Rheum lhasaense

Scientific classification
- Kingdom: Plantae
- Clade: Tracheophytes
- Clade: Angiosperms
- Clade: Eudicots
- Order: Caryophyllales
- Family: Polygonaceae
- Genus: Rheum
- Species: R. lhasaense
- Binomial name: Rheum lhasaense A.J. Li & P.K. Hsiao

= Rheum lhasaense =

- Genus: Rheum
- Species: lhasaense
- Authority: A.J. Li & P.K. Hsiao

Species of plant

Rheum lhasaense is a plant from eastern Tibet belonging to the genus Rheum in family Polygonaceae. It is a mid-sized rhubarb species with triangular leaves and spherical fruit.

==Taxonomy==
The species was first collected in 1965, but first described as a new species in 1983 in the Flora Xizangica.

The holotype was collected in 1965 by 张永田 郎楷永, held by the PE herbarium in Xiangshan, and is numbered PE-884218-00000017.

==Description==
It is a herbaceous perennial plant growing to 30–70 cm high. The stems are usually glabrous (hairless), but sometimes pubescent at the nodes, and 7-10mm in diameter near the base of plant.

The basal leaves have a 3–7 cm long petiole which is subterete in profile, and having a surface covered in numerous papilla. The leaves are of a narrowly triangular or triangular-ovate, rarely narrowly ovate, shape. These leaves are 8–20 in length, 6–13 cm in width, with an upper surface glabrous and the lower with short hispid hairs, with five main veins branching from the base and with a slightly wavy (sinuolate) margin (edge). The base of these leaves is cordate and they end in an obtuse (dull) or acute (sharp) apex (point).

There are 1 or 2 small leaves on the stem (of the inflorescence) which have very tiny petioles with a short and membranous ochrea.

The plant flowers in narrow greenish-purple panicles which branch in two only on the lower part of the inflorescence. There are very small bracts between the flowers. These flowers have a 2.5-3mm pedicel which is jointed below its middle. The tepals are broadly ovate in shape and coloured light green with a purple margin.

The 8-9mm in diameter fruit is round with two small wings at its sides. These wings are narrow, 1.5-2mm wide, and have longitudinal veins near their middle. The seeds are round to oval-shaped and around 5mm in diameter, making them large for a rhubarb species.

===Similar species===
According to the 2003 key in the Flora of China, this species is distinguishable from other large-fruited species of Rheum: R. forrestii, R. likiangense and R. compactum, by having triangular-shaped leaves and purplish flowers, the others having white or yellowish flowers, and different shaped, never triangular, leaves.

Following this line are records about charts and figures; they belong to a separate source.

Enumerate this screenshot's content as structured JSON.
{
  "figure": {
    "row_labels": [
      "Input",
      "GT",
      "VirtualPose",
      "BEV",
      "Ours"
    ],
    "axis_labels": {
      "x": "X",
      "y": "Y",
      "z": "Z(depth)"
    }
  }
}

In the key in the 1989 Plants of Central Asia it is compared with R. pumilum, from which it chiefly differs by being larger in all aspects.

==Distribution==
Initially it was only known to occur at a few sites near the city of Lhasa in eastern Tibet, China, where it grows on grassy slopes at 4200-4600m elevation, perhaps higher. In 2004 it was collected in Riwoqê County in far eastern Tibet.

==Ecology==
It flowers from July to August, and fruits from September to October.

==Local names==
It is known as qu zha in Tibet. In Chinese it is known as 拉萨大黄, la sa da huang.

==Uses==
It is inedible, but the roots are used in local Tibetian tradition as a medicinal plant for stomach aches. Uniquely, the roots of this species contain no trace of the anthraquinones for which other medicinal species of rhubarb popular in China are known for (such as R. palmatum or R. officinale). It does, however, contain a number of different chemicals known as resveratrol oligomers which may possibly have some future commercial use in the herbal supplement market as antioxidants, although the antioxidant activity is moderate to low. Two of these resveratrol oligomers are thus far (as of 2013) unique to this species. A Chinese patent was granted in 2014 for the use of these two chemicals to "reducing blood fat".

In Chinese traditional medicine it is an ingredient in qingpeng ointment, a Tibetan ointment which is used for arthritis and eczema, amongst a number of other things.